When in January 2020 she woke up to find a fence going in, she decided she had to act.

With a friend coming along to record the conversation she began to remove the posts, throwing them into a ravine in front of the Gonzalez workers.

A red rag to a bull, a dramatic video shows the moment Gonzalez aggressively drives up to Hermitage at speed along their shared track, only narrowly avoiding hitting her.

A physical altercation quickly ensues between Hermitage and Gonzalez, who recently retired from the forestry department in Granada.

Happier Moments In Africa
Hermitage during happier times with her late husband Stewart, who passed away in 2019

Within moments Gonzalez’s son, a serving Guardia Civil officer, joined the row to help his father.

While Hermitage ends up on the floor, the son aggressively pursues Sarah’s friend who is filming the encounter.

In angry Spanish, the off-duty cop threatens to arrest her if she does not stop recording. He appears to push her away.

According to Hermitage, she had already been assaulted by Gonzalez a previous time when he had tried to install fencing on her land to protect his illegally planted avocado trees.

In total, it took over two years for the Court of Motril to hear her case against the former forestry worker, who was found guilty of aggression and fined €90. 

A judge meanwhile, twice threw out claims by Gonzalez that she had illegally removed the posts.
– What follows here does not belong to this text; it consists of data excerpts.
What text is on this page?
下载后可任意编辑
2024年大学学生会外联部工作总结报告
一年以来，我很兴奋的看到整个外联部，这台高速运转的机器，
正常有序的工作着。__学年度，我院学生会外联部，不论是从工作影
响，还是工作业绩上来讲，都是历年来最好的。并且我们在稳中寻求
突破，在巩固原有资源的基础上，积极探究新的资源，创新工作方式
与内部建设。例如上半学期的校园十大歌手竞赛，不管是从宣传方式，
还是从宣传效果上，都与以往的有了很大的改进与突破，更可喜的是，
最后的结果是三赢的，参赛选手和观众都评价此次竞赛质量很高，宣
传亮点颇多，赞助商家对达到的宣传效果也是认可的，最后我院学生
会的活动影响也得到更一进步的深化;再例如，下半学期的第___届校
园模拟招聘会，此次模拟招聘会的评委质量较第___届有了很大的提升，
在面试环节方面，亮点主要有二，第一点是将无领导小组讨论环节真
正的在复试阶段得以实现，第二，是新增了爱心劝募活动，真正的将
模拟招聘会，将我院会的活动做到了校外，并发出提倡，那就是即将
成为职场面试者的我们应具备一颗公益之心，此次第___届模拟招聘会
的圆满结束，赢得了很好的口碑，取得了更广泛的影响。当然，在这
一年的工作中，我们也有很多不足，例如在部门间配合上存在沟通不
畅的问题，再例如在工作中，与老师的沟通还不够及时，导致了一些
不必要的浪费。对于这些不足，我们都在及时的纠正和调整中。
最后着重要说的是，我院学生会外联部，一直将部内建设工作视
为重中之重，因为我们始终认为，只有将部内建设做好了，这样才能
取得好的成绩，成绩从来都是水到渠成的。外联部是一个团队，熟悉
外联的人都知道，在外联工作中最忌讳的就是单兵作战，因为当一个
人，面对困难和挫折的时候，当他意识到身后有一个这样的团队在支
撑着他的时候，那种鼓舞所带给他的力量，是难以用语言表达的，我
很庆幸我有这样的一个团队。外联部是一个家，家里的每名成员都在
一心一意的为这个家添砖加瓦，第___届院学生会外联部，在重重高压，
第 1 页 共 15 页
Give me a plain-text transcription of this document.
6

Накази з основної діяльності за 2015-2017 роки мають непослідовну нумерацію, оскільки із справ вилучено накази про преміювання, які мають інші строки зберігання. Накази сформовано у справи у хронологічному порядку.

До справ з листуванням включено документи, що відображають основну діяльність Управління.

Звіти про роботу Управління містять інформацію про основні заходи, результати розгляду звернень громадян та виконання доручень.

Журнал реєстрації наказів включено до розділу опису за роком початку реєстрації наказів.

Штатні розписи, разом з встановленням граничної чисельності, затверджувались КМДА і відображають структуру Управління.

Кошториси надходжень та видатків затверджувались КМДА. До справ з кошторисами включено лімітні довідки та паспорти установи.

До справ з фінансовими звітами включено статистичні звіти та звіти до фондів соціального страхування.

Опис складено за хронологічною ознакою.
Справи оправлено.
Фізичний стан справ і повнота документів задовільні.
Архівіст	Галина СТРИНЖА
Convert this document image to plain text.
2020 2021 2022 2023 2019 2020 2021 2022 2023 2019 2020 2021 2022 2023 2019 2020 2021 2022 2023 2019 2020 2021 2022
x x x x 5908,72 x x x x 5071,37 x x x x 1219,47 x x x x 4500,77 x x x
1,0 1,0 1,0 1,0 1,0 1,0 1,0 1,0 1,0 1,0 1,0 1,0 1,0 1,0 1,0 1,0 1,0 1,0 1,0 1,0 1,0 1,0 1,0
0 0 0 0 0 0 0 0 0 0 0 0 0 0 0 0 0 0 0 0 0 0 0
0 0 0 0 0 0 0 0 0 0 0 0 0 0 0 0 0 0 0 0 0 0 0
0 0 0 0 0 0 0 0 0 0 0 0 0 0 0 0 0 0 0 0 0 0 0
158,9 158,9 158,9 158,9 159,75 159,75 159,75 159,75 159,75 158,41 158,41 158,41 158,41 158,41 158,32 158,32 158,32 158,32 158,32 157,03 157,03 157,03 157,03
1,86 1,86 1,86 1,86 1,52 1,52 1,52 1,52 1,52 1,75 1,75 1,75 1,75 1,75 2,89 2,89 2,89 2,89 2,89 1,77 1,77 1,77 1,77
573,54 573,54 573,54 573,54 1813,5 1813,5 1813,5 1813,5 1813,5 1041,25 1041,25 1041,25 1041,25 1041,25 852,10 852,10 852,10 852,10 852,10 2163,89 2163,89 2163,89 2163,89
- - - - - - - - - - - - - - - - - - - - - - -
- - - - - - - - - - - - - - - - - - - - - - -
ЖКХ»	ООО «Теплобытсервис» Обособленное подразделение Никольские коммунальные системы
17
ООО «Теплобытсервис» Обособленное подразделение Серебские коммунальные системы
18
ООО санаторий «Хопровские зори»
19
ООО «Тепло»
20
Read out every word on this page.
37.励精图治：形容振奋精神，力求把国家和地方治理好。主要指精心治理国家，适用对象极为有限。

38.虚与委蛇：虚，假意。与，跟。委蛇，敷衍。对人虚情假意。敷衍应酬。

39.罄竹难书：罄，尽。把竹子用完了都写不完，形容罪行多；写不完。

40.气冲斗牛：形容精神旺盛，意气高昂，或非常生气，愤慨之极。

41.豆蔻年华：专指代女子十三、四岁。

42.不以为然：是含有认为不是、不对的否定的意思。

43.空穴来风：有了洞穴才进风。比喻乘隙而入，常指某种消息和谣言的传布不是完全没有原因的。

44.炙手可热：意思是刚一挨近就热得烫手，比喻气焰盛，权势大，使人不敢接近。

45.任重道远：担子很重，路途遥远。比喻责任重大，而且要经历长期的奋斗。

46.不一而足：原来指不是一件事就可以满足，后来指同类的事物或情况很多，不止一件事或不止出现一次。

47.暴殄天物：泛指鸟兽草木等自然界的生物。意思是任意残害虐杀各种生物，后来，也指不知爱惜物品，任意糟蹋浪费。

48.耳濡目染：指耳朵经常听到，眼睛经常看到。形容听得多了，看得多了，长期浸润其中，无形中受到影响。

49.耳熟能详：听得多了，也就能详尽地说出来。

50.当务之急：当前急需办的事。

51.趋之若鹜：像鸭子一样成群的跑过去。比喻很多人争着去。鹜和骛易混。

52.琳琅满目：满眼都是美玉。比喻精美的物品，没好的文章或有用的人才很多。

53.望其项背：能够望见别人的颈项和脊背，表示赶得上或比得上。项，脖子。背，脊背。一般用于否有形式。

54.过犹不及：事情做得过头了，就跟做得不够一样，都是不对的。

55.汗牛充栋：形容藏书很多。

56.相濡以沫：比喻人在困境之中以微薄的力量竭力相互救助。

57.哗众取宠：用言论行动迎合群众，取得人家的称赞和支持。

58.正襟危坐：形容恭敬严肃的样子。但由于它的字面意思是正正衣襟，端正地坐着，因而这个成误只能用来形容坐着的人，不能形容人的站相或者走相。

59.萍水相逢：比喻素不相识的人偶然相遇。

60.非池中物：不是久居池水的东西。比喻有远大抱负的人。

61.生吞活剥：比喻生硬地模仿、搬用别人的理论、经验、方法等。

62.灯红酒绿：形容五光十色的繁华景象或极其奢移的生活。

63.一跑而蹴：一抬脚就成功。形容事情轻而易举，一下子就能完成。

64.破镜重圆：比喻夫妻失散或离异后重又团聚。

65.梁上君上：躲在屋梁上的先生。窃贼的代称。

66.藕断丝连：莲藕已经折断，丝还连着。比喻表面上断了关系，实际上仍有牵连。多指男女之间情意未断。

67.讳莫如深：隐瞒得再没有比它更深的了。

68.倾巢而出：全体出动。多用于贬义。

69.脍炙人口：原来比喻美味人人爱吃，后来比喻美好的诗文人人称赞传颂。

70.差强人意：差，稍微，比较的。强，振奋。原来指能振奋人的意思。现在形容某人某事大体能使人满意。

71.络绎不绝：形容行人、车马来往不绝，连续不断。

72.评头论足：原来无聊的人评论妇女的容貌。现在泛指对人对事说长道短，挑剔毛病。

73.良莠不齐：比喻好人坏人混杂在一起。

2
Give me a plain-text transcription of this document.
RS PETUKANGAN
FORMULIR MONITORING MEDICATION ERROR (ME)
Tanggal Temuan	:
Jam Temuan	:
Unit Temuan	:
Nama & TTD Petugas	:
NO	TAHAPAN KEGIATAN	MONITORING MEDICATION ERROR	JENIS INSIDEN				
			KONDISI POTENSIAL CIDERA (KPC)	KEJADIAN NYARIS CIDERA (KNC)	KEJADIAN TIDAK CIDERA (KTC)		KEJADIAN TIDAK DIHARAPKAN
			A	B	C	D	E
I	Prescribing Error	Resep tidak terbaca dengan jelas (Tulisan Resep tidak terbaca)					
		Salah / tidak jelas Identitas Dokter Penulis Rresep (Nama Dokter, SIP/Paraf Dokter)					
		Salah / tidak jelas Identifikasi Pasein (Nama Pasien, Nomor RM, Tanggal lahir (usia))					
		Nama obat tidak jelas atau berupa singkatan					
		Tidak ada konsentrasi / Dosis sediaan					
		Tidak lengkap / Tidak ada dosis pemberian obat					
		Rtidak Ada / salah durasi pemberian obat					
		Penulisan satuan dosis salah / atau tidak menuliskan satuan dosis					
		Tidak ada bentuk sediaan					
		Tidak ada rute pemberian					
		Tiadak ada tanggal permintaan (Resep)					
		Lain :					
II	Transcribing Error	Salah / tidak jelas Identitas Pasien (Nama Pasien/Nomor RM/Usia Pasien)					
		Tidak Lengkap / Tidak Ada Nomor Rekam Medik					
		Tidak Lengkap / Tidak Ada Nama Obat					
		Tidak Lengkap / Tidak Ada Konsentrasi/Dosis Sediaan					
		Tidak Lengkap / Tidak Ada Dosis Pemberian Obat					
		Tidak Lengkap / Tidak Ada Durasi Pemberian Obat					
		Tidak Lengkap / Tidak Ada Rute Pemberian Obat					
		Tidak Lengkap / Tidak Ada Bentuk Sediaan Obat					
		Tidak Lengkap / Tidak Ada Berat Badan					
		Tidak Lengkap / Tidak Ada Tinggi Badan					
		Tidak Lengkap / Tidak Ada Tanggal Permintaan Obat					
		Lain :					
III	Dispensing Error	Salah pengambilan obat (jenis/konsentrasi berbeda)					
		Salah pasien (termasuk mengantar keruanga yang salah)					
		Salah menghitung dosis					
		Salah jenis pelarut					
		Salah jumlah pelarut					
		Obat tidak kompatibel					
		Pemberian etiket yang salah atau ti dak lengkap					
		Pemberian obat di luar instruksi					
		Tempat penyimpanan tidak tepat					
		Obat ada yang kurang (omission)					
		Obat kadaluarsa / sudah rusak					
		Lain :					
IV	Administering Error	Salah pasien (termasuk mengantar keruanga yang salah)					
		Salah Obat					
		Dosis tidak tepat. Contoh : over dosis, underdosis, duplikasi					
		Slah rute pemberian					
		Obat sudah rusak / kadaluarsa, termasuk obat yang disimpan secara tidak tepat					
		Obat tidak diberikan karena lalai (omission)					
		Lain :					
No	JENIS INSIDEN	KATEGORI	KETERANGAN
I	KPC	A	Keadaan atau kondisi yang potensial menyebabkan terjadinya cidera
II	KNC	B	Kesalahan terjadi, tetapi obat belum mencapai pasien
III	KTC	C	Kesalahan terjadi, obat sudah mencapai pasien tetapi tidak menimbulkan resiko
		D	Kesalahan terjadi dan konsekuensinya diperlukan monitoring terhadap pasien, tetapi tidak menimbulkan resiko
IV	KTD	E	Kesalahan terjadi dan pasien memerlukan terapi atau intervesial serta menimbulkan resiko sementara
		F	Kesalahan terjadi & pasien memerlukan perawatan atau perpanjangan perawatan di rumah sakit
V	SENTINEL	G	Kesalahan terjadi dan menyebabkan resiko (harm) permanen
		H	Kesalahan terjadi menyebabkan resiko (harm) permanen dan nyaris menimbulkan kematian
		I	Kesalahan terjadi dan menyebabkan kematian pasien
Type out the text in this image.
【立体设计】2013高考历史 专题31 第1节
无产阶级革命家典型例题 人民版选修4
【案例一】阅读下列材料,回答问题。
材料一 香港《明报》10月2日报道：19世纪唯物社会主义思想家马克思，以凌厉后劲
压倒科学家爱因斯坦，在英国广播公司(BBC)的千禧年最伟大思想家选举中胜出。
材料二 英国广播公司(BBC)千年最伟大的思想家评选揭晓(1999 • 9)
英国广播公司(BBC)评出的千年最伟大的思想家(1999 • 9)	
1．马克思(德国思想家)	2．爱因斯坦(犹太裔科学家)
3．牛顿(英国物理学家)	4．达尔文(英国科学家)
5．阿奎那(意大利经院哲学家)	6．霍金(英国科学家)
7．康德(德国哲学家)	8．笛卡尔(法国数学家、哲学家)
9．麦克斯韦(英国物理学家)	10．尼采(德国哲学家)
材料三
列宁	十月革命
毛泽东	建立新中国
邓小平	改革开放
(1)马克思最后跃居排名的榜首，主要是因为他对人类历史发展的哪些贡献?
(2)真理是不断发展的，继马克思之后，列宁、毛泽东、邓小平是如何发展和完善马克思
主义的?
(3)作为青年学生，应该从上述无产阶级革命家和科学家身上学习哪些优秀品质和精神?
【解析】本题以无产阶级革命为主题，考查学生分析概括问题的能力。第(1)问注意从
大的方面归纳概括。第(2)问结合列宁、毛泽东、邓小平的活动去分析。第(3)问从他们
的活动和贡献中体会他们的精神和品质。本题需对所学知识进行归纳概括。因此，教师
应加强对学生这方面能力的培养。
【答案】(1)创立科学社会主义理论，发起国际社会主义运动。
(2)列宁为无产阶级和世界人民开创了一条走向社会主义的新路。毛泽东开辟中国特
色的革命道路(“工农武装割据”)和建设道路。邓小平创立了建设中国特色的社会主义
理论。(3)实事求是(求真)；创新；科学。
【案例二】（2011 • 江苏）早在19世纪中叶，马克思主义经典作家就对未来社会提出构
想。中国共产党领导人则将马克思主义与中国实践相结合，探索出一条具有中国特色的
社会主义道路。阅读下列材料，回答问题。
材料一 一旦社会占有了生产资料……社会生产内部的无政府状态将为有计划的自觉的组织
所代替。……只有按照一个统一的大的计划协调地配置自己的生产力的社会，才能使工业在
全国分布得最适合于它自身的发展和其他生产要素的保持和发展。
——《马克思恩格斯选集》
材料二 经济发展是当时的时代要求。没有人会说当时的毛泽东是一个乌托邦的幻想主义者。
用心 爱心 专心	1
“Those who were mandated to protect me – the police, the Guardia Civil, the judiciary – did not,” she told this newspaper.

The saga came as a traumatic reminder of Hermitage’s time living in Tanzania, where local business interests and authorities colluded to force her out of the country.

In a frightening prelude to her ‘retirement’ in Spain, she and her late husband had to endure a campaign of harassment as a local businessman tried to steal their land.

Hermitage, a member of the English Law Society, has now sold up and moved on to the nearby Costa Tropical coast, hoping to avoid further harassment.